Berangkat dari dua pertanyaan itu, kami mencoba melakukan beberapa analisis. Pertama, kalau kita bicara prosedur, ada dua aspek utama yang harus kita lihat: apakah prosedur itu bertumpu pada asas negara hukum dan asas perlindungan hak konstitusional?

Bicara asas negara hukum, itu adalah asas legalitas. Nah, asas legalitas bertumpu pada UU yang menetapkan konsep-konsep umum tentang legalitas tadi dalam melakukan aktivitas, atau bisa juga UU sebagai dasar hukum yang memberikan kewenangan.

Kemudian asas perlindungan hak konstitusional, ada prinsip dasar yang harus dipegang oleh penyelenggara pemilu. Pertama, setiap orang harus dimudahkan dalam mendapatkan hak konstitusionalnya karena ini adalah bagian dari HAM yang dijamin oleh UU Dasar (UUD) 1945. Asas ini juga berkaitan dengan pelayanan publik.

Jadi, jika Sipol memberikan jaminan pada dua asas tadi, saya kira kita tidak perlu lagi memperdebatkan soal keberadaan Sipol.

Lalu, apa yang akan dilakukan oleh Bawaslu sebagai lembaga pengawas pemilu yang sekarang telah memiliki kewenangan besar untuk melakukan penindakan hukum kepemiluan?

Sebagai lembaga pengawas dan penyelenggara hukum, kaki kami harus berdiri pada norma-norma yang ada di dalam peraturan perundang-undangan. Apa yang akan kami lakukan selanjutnya, akan saya sampaikan pada kesempatan lain.
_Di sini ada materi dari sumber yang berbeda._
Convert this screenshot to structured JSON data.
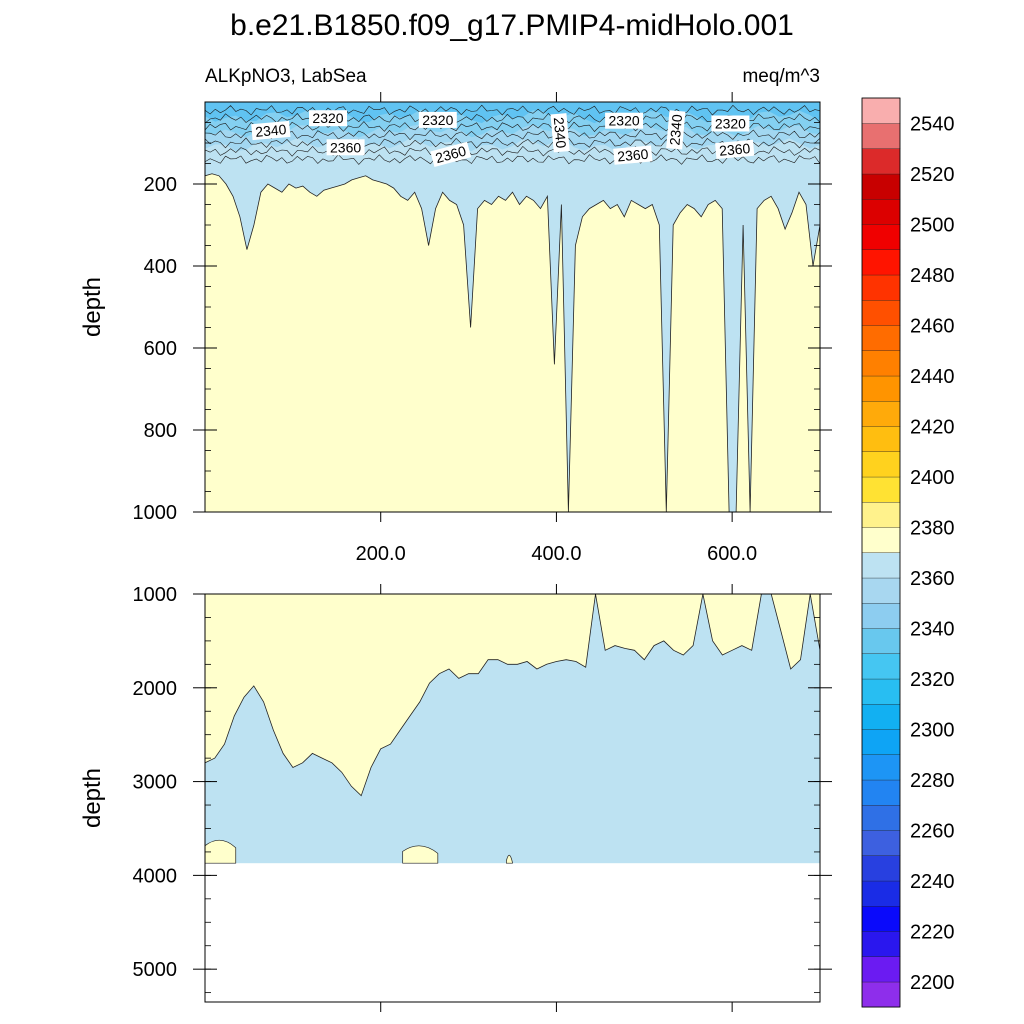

Tapi yang jelas, pandangan kami terhadap Sipol bersandar pada asas legalitas dan asas perlindungan hak konstitusional. Kami bertugas untuk mengawasi apakah hak-hak calon peserta pemilu sudah terpenuhi dengan digunakannya Sipol yang dijadikan sebagai syarat wajib tadi.

Pada prinsipnya, kalau Sipol memberikan jaminan terhadap asas legalitas dan asas perlindungan hak konstitusional, tentu berarti sistem itu berjalan sesuai dengan prinsip negara hukum.